In the  most recent Ordinary Period of Sessions of the IACHR, Cuban civil society organizations also denounced that the detention of the political leader José Daniel Ferrer García, a member of the Patriotic Union of Cuba [Unión Patriótica de Cuba] (UNPACU), would be due to the political persecution against him. Recently, the IACHR urged the State of Cuba to comply with the precautionary measures adopted on November 5, 2012 in favor of Ferrer García, after receiving the information that he was again detained on October 1, 2019, along with other activists. "In Cuba we observe a pattern of manipulation of criminal law to hinder the exercise of political rights, in a context of lack of judicial independence. This case is of particular concern to us," said Commissioner Stuardo Ralón Orellana, rapporteur for Cuba.

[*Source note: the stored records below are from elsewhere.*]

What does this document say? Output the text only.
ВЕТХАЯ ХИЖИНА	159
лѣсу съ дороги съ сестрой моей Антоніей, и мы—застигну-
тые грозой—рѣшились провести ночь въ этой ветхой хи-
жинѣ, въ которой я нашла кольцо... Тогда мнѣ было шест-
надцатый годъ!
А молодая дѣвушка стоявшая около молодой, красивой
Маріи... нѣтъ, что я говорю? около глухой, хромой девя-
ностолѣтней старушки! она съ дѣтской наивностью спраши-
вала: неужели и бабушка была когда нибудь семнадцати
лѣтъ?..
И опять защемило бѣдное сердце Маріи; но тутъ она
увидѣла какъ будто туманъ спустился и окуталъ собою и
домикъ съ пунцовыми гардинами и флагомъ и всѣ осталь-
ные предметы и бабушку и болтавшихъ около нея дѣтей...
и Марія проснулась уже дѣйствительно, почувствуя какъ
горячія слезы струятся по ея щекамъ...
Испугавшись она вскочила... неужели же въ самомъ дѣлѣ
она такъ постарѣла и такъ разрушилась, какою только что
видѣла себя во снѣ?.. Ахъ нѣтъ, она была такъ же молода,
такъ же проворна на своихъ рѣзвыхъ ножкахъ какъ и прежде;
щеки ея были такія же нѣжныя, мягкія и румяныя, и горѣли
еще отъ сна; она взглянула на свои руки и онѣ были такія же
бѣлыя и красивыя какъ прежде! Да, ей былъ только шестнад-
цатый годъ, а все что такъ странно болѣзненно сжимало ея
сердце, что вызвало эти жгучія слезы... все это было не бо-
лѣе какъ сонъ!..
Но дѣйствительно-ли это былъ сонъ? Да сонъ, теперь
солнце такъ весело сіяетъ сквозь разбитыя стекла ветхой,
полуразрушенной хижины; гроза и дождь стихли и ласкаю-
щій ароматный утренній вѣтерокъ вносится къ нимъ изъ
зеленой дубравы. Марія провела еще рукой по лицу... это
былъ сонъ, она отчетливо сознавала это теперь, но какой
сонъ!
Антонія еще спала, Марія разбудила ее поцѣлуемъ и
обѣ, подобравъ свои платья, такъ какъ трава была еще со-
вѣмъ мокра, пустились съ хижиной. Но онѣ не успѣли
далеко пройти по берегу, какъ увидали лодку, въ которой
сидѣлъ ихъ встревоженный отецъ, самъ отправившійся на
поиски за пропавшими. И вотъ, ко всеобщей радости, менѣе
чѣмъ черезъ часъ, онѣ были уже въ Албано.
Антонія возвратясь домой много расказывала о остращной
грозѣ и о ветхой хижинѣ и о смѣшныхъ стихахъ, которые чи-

As for other forms of harassment against the press, the official restrictions are not new, but have increased in recent weeks. Independent journalist Rolando Rodríguez Lobaina was detained on January 29 at the José Martí International Airport, as he was preparing to travel to the United States to participate in a human rights event. The journalist, who was detained for 5 days and was prevented from leaving the country, stated that this occurred as a result of the accusations of human rights violations in Cuba by the Palenque Vision agency, which he directs.

For her part, the journalist for the independent digital newspaper 14yMedio, Luz Escobar, has been harassed on multiple occasions for her journalistic work, preventing her from leaving her home and forbidding her from leaving the country. In addition, she was reportedly cited by the Ministry of the Interior on February 26 by State Security agents who questioned her work as a journalist, accusing her of usurping the journalist's legal capacity and threatening to harm her family.

In the Joint Declaration on the freedom of expression of the UN rapporteurs, OSCE, IACHR, and ACPHR on the independence and diversity of the media (2018) they expressed their concern about the actions of officials to curtail the independence of the media, thereby limiting opportunities for people to access credible and reliable news sources that offer a variety of viewpoints. "States have a positive obligation to create a safe working environment for journalists; guarantee the respect of the independence of the media; and respect the freedom of movement of both local and foreign journalists," recalled the Rapporteur for Freedom of Expression Edison Lanza.

The IACHR and its Office of the Special Rapporteur have indicated in their recent Special Report on the Situation of Freedom of Expression in Cuba that state agents are the main source of threats and attacks against the press in the country, a practice that must be dismantled and sanctioned. The report recommended that the State of Cuba put an end to the harassment, including summons, arrests of any length, and judicial harassment of any person for causes related to the exercise of their freedom of expression, freedom of association, assembly, or other related matters.

Both the Universal Declaration of Human Rights and the American Declaration of the Rights and Duties of Man, as well as article 19 of the International Covenant on Civil and Political Rights, signed by Cuba on February 28, 2008, protect journalistic work, artistic work, and the defense of human rights. In such a way that those who express themselves should not be under pressure when carrying out their work, covering and/or broadcasting facts of public interest.

The Office of the Special Rapporteur and the IACHR have warned on various occasions about the use of vague and ambiguous criminal figures that do not comply with the requirements of international law to criminalize journalistic work, the defense of human rights, and expressions of criticism through social networks. In the same way, the IACHR in its Declaration of Principles on Freedom of Expression established that prison sentences to sanction expressions on public officials or issues of public interest are contrary to the inter-American legal framework.

The Office of the Special Rapporteur for Freedom of Expression was created by the Inter-American Commission on Human Rights (IACHR) with the aim of encouraging the defense of the right to freedom of thought and expression in the hemisphere, given its fundamental role in consolidating and developing the democratic system.